Long live direct mail!
By Sharon Tillman, Senior Account Director
Each year as charities start budgeting for the coming financial year, I’m asked this question – is direct mail fundraising still worth the investment?
In a world where there is increasing activity in digital communications and fundraising, research shows that direct mail is alive and well. And it refuses to go away – because it works!
Pareto Benchmarking shows, year after year, that direct mail:
1. Is the second most valuable stream (next to F2F) for generating donor income.
2. Delivers the largest volume of new donors.
3. Is still the number one method used to target middle donors – those giving $1,000 – $5,000.
4. Delivers the largest pool of bequest prospects.
5. Delivers the most valuable monthly donors with the lowest attrition rates.
But in an increasingly multi-channel world, why is direct mail still the backbone of most successful fundraising programs?
1. Direct mail appeals to the donors that matter
Generation X, the Baby Boomers and the Matures make up more than half of all charitable giving in Australia.
And they’re active in the digital space and consider themselves to be ‘digitally savvy’.
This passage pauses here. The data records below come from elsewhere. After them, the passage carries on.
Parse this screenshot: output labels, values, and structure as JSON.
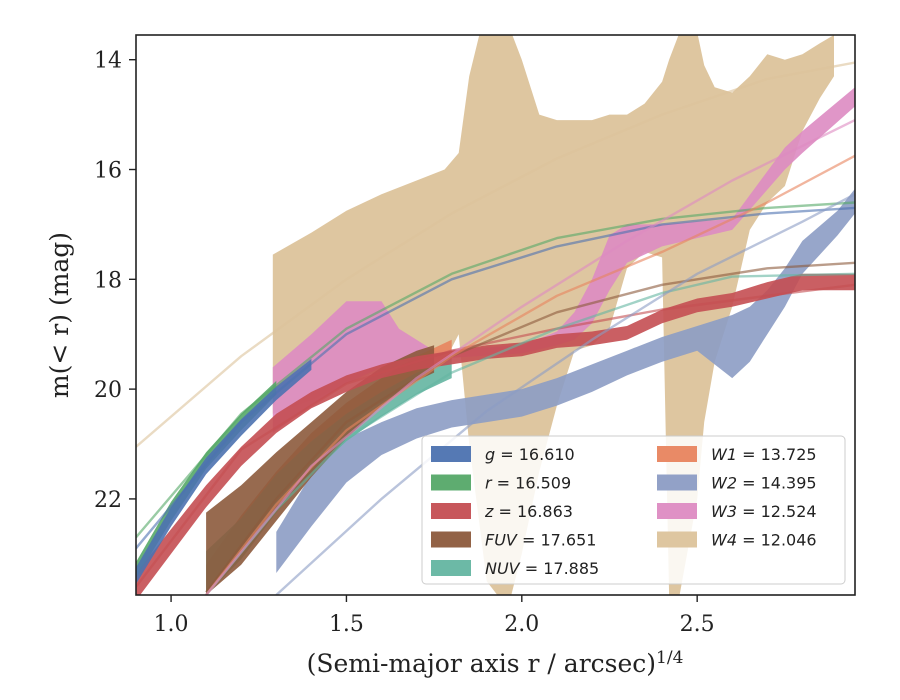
{
  "chart_data": {
    "type": "area",
    "xlabel": "(Semi-major axis r / arcsec)^{1/4}",
    "ylabel": "m(< r) (mag)",
    "xlim": [
      0.9,
      2.95
    ],
    "ylim": [
      23.75,
      13.55
    ],
    "y_inverted": true,
    "xticks": [
      1.0,
      1.5,
      2.0,
      2.5
    ],
    "xtick_labels": [
      "1.0",
      "1.5",
      "2.0",
      "2.5"
    ],
    "yticks": [
      14,
      16,
      18,
      20,
      22
    ],
    "ytick_labels": [
      "14",
      "16",
      "18",
      "20",
      "22"
    ],
    "grid": false,
    "legend_position": "lower-right",
    "legend_columns": 2,
    "series": [
      {
        "name": "g = 16.610",
        "legend_label": "g",
        "total": "16.610",
        "color": "#4c72b0",
        "band": [
          [
            0.9,
            23.25,
            23.55
          ],
          [
            1.0,
            22.15,
            22.5
          ],
          [
            1.1,
            21.25,
            21.55
          ],
          [
            1.2,
            20.55,
            20.85
          ],
          [
            1.3,
            19.95,
            20.2
          ],
          [
            1.4,
            19.45,
            19.65
          ]
        ],
        "fit": [
          [
            0.9,
            22.9
          ],
          [
            1.2,
            20.6
          ],
          [
            1.5,
            19.0
          ],
          [
            1.8,
            18.0
          ],
          [
            2.1,
            17.4
          ],
          [
            2.4,
            17.0
          ],
          [
            2.7,
            16.8
          ],
          [
            2.95,
            16.7
          ]
        ],
        "fit_visible_to": 2.95
      },
      {
        "name": "r = 16.509",
        "legend_label": "r",
        "total": "16.509",
        "color": "#55a868",
        "band": [
          [
            0.9,
            23.15,
            23.45
          ],
          [
            1.0,
            22.05,
            22.4
          ],
          [
            1.1,
            21.15,
            21.45
          ],
          [
            1.2,
            20.45,
            20.75
          ],
          [
            1.3,
            19.85,
            20.1
          ]
        ],
        "fit": [
          [
            0.9,
            22.7
          ],
          [
            1.2,
            20.45
          ],
          [
            1.5,
            18.9
          ],
          [
            1.8,
            17.9
          ],
          [
            2.1,
            17.25
          ],
          [
            2.4,
            16.9
          ],
          [
            2.7,
            16.7
          ],
          [
            2.95,
            16.6
          ]
        ],
        "fit_visible_to": 2.95
      },
      {
        "name": "z = 16.863",
        "legend_label": "z",
        "total": "16.863",
        "color": "#c44e52",
        "band": [
          [
            0.9,
            23.35,
            23.85
          ],
          [
            1.0,
            22.55,
            23.0
          ],
          [
            1.1,
            21.75,
            22.15
          ],
          [
            1.2,
            21.05,
            21.4
          ],
          [
            1.3,
            20.45,
            20.8
          ],
          [
            1.4,
            20.05,
            20.35
          ],
          [
            1.5,
            19.75,
            20.05
          ],
          [
            1.6,
            19.55,
            19.8
          ],
          [
            1.7,
            19.4,
            19.65
          ],
          [
            1.8,
            19.3,
            19.55
          ],
          [
            1.9,
            19.2,
            19.45
          ],
          [
            2.0,
            19.15,
            19.4
          ],
          [
            2.1,
            19.0,
            19.25
          ],
          [
            2.2,
            18.95,
            19.2
          ],
          [
            2.3,
            18.85,
            19.1
          ],
          [
            2.4,
            18.55,
            18.8
          ],
          [
            2.5,
            18.35,
            18.6
          ],
          [
            2.6,
            18.25,
            18.5
          ],
          [
            2.7,
            18.05,
            18.35
          ],
          [
            2.8,
            17.9,
            18.2
          ],
          [
            2.95,
            17.9,
            18.2
          ]
        ],
        "fit": [
          [
            0.9,
            23.6
          ],
          [
            1.2,
            21.1
          ],
          [
            1.5,
            19.9
          ],
          [
            1.8,
            19.3
          ],
          [
            2.1,
            18.9
          ],
          [
            2.4,
            18.55
          ],
          [
            2.7,
            18.3
          ],
          [
            2.95,
            18.1
          ]
        ],
        "fit_visible_to": 2.95
      },
      {
        "name": "FUV = 17.651",
        "legend_label": "FUV",
        "total": "17.651",
        "color": "#8c5a3c",
        "band": [
          [
            1.1,
            22.25,
            23.75
          ],
          [
            1.2,
            21.75,
            23.2
          ],
          [
            1.3,
            21.15,
            22.4
          ],
          [
            1.4,
            20.6,
            21.6
          ],
          [
            1.5,
            20.05,
            20.9
          ],
          [
            1.6,
            19.6,
            20.3
          ],
          [
            1.7,
            19.3,
            19.85
          ],
          [
            1.75,
            19.2,
            19.7
          ]
        ],
        "fit": [
          [
            1.1,
            23.7
          ],
          [
            1.3,
            22.0
          ],
          [
            1.5,
            20.6
          ],
          [
            1.8,
            19.4
          ],
          [
            2.1,
            18.6
          ],
          [
            2.4,
            18.1
          ],
          [
            2.7,
            17.8
          ],
          [
            2.95,
            17.7
          ]
        ],
        "fit_visible_to": 2.95
      },
      {
        "name": "NUV = 17.885",
        "legend_label": "NUV",
        "total": "17.885",
        "color": "#64b5a1",
        "band": [
          [
            1.1,
            22.95,
            23.75
          ],
          [
            1.2,
            22.35,
            23.1
          ],
          [
            1.3,
            21.55,
            22.25
          ],
          [
            1.4,
            20.95,
            21.55
          ],
          [
            1.5,
            20.45,
            20.95
          ],
          [
            1.6,
            20.05,
            20.5
          ],
          [
            1.7,
            19.7,
            20.1
          ],
          [
            1.8,
            19.45,
            19.8
          ]
        ],
        "fit": [
          [
            1.1,
            23.75
          ],
          [
            1.3,
            22.2
          ],
          [
            1.5,
            20.9
          ],
          [
            1.8,
            19.7
          ],
          [
            2.1,
            18.9
          ],
          [
            2.4,
            18.25
          ],
          [
            2.6,
            17.95
          ],
          [
            2.95,
            17.9
          ]
        ],
        "fit_visible_to": 2.95
      },
      {
        "name": "W1 = 13.725",
        "legend_label": "W1",
        "total": "13.725",
        "color": "#e8845e",
        "band": [
          [
            1.1,
            23.2,
            23.75
          ],
          [
            1.2,
            22.3,
            22.9
          ],
          [
            1.3,
            21.5,
            22.0
          ],
          [
            1.4,
            20.8,
            21.3
          ],
          [
            1.5,
            20.25,
            20.7
          ],
          [
            1.6,
            19.8,
            20.2
          ],
          [
            1.7,
            19.4,
            19.8
          ],
          [
            1.8,
            19.1,
            19.45
          ]
        ],
        "fit": [
          [
            1.1,
            23.75
          ],
          [
            1.3,
            22.1
          ],
          [
            1.5,
            20.75
          ],
          [
            1.8,
            19.4
          ],
          [
            2.1,
            18.3
          ],
          [
            2.4,
            17.5
          ],
          [
            2.7,
            16.6
          ],
          [
            2.95,
            15.75
          ]
        ],
        "fit_visible_to": 2.95
      },
      {
        "name": "W2 = 14.395",
        "legend_label": "W2",
        "total": "14.395",
        "color": "#8c9cc4",
        "band": [
          [
            1.3,
            22.6,
            23.35
          ],
          [
            1.4,
            21.55,
            22.5
          ],
          [
            1.5,
            20.9,
            21.7
          ],
          [
            1.6,
            20.6,
            21.2
          ],
          [
            1.7,
            20.35,
            20.9
          ],
          [
            1.8,
            20.2,
            20.7
          ],
          [
            1.9,
            20.1,
            20.6
          ],
          [
            2.0,
            20.0,
            20.5
          ],
          [
            2.1,
            19.8,
            20.3
          ],
          [
            2.2,
            19.55,
            20.05
          ],
          [
            2.3,
            19.3,
            19.75
          ],
          [
            2.4,
            19.05,
            19.5
          ],
          [
            2.5,
            18.85,
            19.3
          ],
          [
            2.6,
            18.65,
            19.8
          ],
          [
            2.65,
            18.5,
            19.5
          ],
          [
            2.7,
            18.2,
            19.0
          ],
          [
            2.75,
            17.8,
            18.5
          ],
          [
            2.8,
            17.3,
            17.9
          ],
          [
            2.9,
            16.75,
            17.2
          ],
          [
            2.95,
            16.35,
            16.8
          ]
        ],
        "fit": [
          [
            1.3,
            23.75
          ],
          [
            1.6,
            22.0
          ],
          [
            1.9,
            20.4
          ],
          [
            2.2,
            19.1
          ],
          [
            2.5,
            17.9
          ],
          [
            2.8,
            16.95
          ],
          [
            2.95,
            16.45
          ]
        ],
        "fit_visible_to": 2.95
      },
      {
        "name": "W3 = 12.524",
        "legend_label": "W3",
        "total": "12.524",
        "color": "#dd8bc2",
        "band": [
          [
            1.29,
            19.6,
            20.8
          ],
          [
            1.4,
            19.0,
            20.3
          ],
          [
            1.5,
            18.4,
            19.9
          ],
          [
            1.6,
            18.4,
            19.6
          ],
          [
            1.65,
            18.9,
            19.5
          ],
          [
            1.75,
            19.3,
            19.45
          ],
          [
            2.0,
            19.2,
            19.35
          ],
          [
            2.1,
            18.95,
            19.2
          ],
          [
            2.15,
            18.6,
            19.1
          ],
          [
            2.2,
            18.0,
            18.8
          ],
          [
            2.25,
            17.2,
            18.2
          ],
          [
            2.3,
            17.0,
            17.7
          ],
          [
            2.4,
            17.0,
            17.4
          ],
          [
            2.6,
            16.9,
            17.1
          ],
          [
            2.75,
            15.6,
            16.0
          ],
          [
            2.8,
            15.3,
            15.7
          ],
          [
            2.95,
            14.5,
            14.85
          ]
        ],
        "fit": [
          [
            1.1,
            23.75
          ],
          [
            1.4,
            21.4
          ],
          [
            1.7,
            19.8
          ],
          [
            2.0,
            18.5
          ],
          [
            2.3,
            17.3
          ],
          [
            2.6,
            16.2
          ],
          [
            2.95,
            15.1
          ]
        ],
        "fit_visible_to": 2.95
      },
      {
        "name": "W4 = 12.046",
        "legend_label": "W4",
        "total": "12.046",
        "color": "#dcc39b",
        "band": [
          [
            1.29,
            17.55,
            20.45
          ],
          [
            1.4,
            17.15,
            20.2
          ],
          [
            1.5,
            16.75,
            19.9
          ],
          [
            1.6,
            16.45,
            19.65
          ],
          [
            1.7,
            16.2,
            19.6
          ],
          [
            1.78,
            16.0,
            19.5
          ],
          [
            1.82,
            15.7,
            19.0
          ],
          [
            1.85,
            14.3,
            21.0
          ],
          [
            1.9,
            13.0,
            23.5
          ],
          [
            1.93,
            12.9,
            23.75
          ],
          [
            1.97,
            13.5,
            23.75
          ],
          [
            2.0,
            14.0,
            23.0
          ],
          [
            2.05,
            15.0,
            21.5
          ],
          [
            2.1,
            15.1,
            20.3
          ],
          [
            2.15,
            15.1,
            19.3
          ],
          [
            2.2,
            15.1,
            19.2
          ],
          [
            2.25,
            15.0,
            18.9
          ],
          [
            2.3,
            15.0,
            17.8
          ],
          [
            2.35,
            14.8,
            17.5
          ],
          [
            2.4,
            14.4,
            17.6
          ],
          [
            2.42,
            14.0,
            23.75
          ],
          [
            2.45,
            13.5,
            23.75
          ],
          [
            2.5,
            13.5,
            22.0
          ],
          [
            2.52,
            14.1,
            20.6
          ],
          [
            2.55,
            14.5,
            19.5
          ],
          [
            2.6,
            14.6,
            18.5
          ],
          [
            2.65,
            14.3,
            17.1
          ],
          [
            2.7,
            13.9,
            16.6
          ],
          [
            2.75,
            14.0,
            16.3
          ],
          [
            2.8,
            13.9,
            15.3
          ],
          [
            2.85,
            13.7,
            14.7
          ],
          [
            2.89,
            13.55,
            14.3
          ]
        ],
        "fit": [
          [
            0.9,
            21.05
          ],
          [
            1.2,
            19.4
          ],
          [
            1.5,
            18.0
          ],
          [
            1.8,
            16.8
          ],
          [
            2.1,
            15.8
          ],
          [
            2.4,
            15.0
          ],
          [
            2.7,
            14.35
          ],
          [
            2.95,
            14.05
          ]
        ],
        "fit_visible_to": 2.95
      }
    ]
  }
}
But, according to Australia Post – and in line with Pareto Benchmarking findings – they still prefer direct mail to any other forms of outbound marketing or fundraising. And they’re more likely to respond to direct mail than any of the other generations – even it they sometimes give their donation online.
That’s because these are the generations that were receiving direct mail long before digital communications existed, making it all a bit more familiar.
But this doesn’t mean that our key donors only make their donations via direct mail. Research shows they’re seamlessly moving between all channels. But how they use those channels is what, as fundraisers, we must understand.
2. Direct mail drives a lot of online giving
Today, fundraising success is rarely about a single-giving channel. And attribution tracking (identifying how one channel influences responses in other channels) shows us donors are interacting with our organisations in many ways.
At a presentation at the Non-profit Conference in Chicago, a keynote speaker showed an example from a museum that found that only about 13% of their direct mail campaign revenue could be attributed directly to the mail piece. Instead:
– Almost 40% went to on-site donations
– 26% went online
– 17% went through the retail site
– 5% telephoned their donation.
This is a clear example that shows that if you aren’t yet on board with attribution tracking and analysis, you’re most likely missing income directly related to mail.
And if you don’t have that information, it’s difficult to make an informed decision about investment into a direct mail strategy.
3. The use of direct mail is changing
It’s expected that direct mail costs will continue to go up and ROI and retention will likely continue to go down. And in most instances, these are the things you can’t control.
What you can control, however, is using direct mail strategically so you can reduce your own program costs and generate the highest net revenue.
The future of direct mail is niche fundraising at volume – sending to highly targeted and qualified prospects, to get a better return from those who have been asked.
For example, Pareto works with charities that have chosen to change their strategy and reserve more of their direct mail for higher-level donors to remain cost effective, while utilising more digital communications and fundraising for lower-level donors.
But, whether you have a well-considered strategy in place, or whether you’re new to the direct mail space, my recommendations are
– Don’t view direct mail in isolation – have a strong middle donor and bequest donor program in place to capitalise.
– Be prepared to make a long-term investment into testing and monitoring – and have realistic expectations.
– Commit to investment in data analysis and insights. Good data management is the bedrock of effective direct mail. And sophistication in segmenting and targeting continues to improve.
What are Pareto’s direct mail predictions for 2019?
– Charities that focus on the donor experience and great service via all channels will have a thriving direct mail program.
– Direct mail acquisition investment will continue to move from a quantity to quality approach – fewer new donors but better lifetime value of those that are recruited.
– The focus will shift from donor numbers to donor lifetime value (and how engagement, satisfaction and commitment influence this).
– The equation of number of donors out and number of donors in no longer works – that’s because a longer-term donor is worth 3, 4 or 5 times the annual value of a new donor.
– The organisations that will thrive will be those that have:
1. A long-term direct mail strategy and budget
2. Best practice direct mail tactics (focused, tangible, targeted & personalised)
3. Additional opportunities for donors to support their cause via more asks, maintained number of asks, different ways to show support etc.